Find the median of the following data distribution.
$\begin{array}{ccccccccc}Marksobtained& 20& 29& 28& 33& 42& 38& 43& 25\\ Numberofstudents& 6& 28& 24& 15& 2& 4& 1& 20\end{array}$

• A. 28.5
• B. 29
• C. 30
• D. 40

Answer 1

The correct option is A 28.5

$\begin{array}{cc}\text{Marks obtained}& \text{Number of students(Frequency)}\\ 20& 6\\ 25& 20\\ 28& 24\\ 29& 28\\ 33& 15\\ 38& 4\\ 42& 2\\ 43& 1\\ Total& 100\end{array}$
As visible in the table above, first we arrange the marks in ascending order and prepare a frequency table.
Then the cumulative frequency table is prepared by adding all the previous frequencies to the frequency of the corresponding class.
From the table, it is inferred that the sum of frequencies is 100.
Here n = 100, which is even.
So, the median will be the average of the $\frac{n}{2}th$ and the$(\frac{n}{2}+1)th$ observations, i.e., the 50th and 51st observations.
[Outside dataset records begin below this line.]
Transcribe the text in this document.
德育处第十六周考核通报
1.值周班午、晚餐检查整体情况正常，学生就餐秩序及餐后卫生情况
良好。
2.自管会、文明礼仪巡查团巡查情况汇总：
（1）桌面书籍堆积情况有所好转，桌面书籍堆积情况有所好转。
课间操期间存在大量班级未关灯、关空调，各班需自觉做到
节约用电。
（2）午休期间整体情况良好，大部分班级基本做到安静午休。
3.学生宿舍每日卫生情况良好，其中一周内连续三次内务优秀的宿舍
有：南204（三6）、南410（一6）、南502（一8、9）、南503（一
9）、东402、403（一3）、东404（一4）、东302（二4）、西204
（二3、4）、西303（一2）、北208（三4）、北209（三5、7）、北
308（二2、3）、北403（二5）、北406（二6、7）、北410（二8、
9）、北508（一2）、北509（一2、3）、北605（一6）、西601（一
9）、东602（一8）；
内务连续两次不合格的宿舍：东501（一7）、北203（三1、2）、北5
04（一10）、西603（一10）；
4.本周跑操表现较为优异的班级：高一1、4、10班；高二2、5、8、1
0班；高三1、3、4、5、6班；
To find these observations, we proceed as follows:

$\begin{array}{cc}\text{Marks obtained}& \text{Number of students(Frequency)}\\ 20& 6\\ upto25& 6+20=26\\ upto28& 26+24=50\\ upto29& 50+28=78\\ upto33& 78+15=93\\ upto38& 93+4=97\\ upto42& 97+2=99\\ upto43& 99+1=100\end{array}$

We now add this table of information to the existing frequency table as
shown below.
$\begin{array}{ccc}\text{Marks obtained}& \text{Number of students(Frequency)}& \\ 20& 6& 6\\ 25& 20& 26\\ 28& 24& 50\\ 29& 28& 78\\ 33& 15& 93\\ 38& 4& 97\\ 42& 2& 99\\ 43& 1& 100\end{array}$

The above table will help us find the ${50}^{th}and{51}^{st}$ terms of distribution.
As the cumulative frequency gives the number of students who have scored less than or equal to a certain mark.
The 50th student according to cumulative frequency distribution has got 28 marks. The ${51}^{st}$ student has 29 marks.
Thus, the median terms are 28 and 29.
So, the median is the average of these terms = 28.5.